‘Loneliness’ by Sherwood Anderson

Loneliness by Sherwood Anderson, 1919

The magic trick:

Showing us a character who rejects regular society for a collection of imaginary friends

“Loneliess” takes us to New York City – away from the comfy confines of Winesburg for the first time in the story collection. It is not, I would suggest, a worthwhile venture. The story just doesn’t work for me. What I do like is Enoch’s habit of creating his own world of imaginary friends. It’s a very strange thing on the surface. But, really, all of us have imaginary conversations every day. Things we wished we’d said at work. People we wish felt differently about us than they do. It’s not that strange. Right?

And that’s quite a trick on Anderson’s part.

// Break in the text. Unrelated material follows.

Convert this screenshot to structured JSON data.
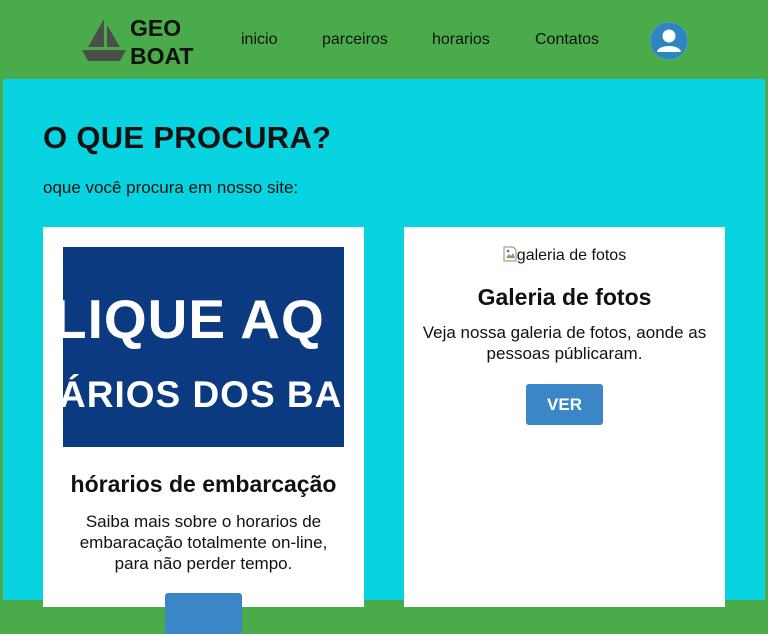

(We’ll leave Winesburg here for a little bit. We’ll come back in early 2024 to finish the remaining seven stories in the collection. Until then- )

The selection:

The mild, blue-eyed young Ohio boy was a complete egotist, as all children are egotists. He did not want friends for the quite simple reason that no child wants friends. He wanted most of all the people of his own mind, people with whom he could really talk, people he could harangue and scold by the hour, servants, you see, to his fancy. Among these people he was always self-confident and bold. They might talk, to be sure, and even have opinions of their own, but always he talked last and best. He was like a writer busy among the figures of his brain, a kind of tiny blue-eyed king he was, in a six-dollar room facing Washington Square in the city of New York.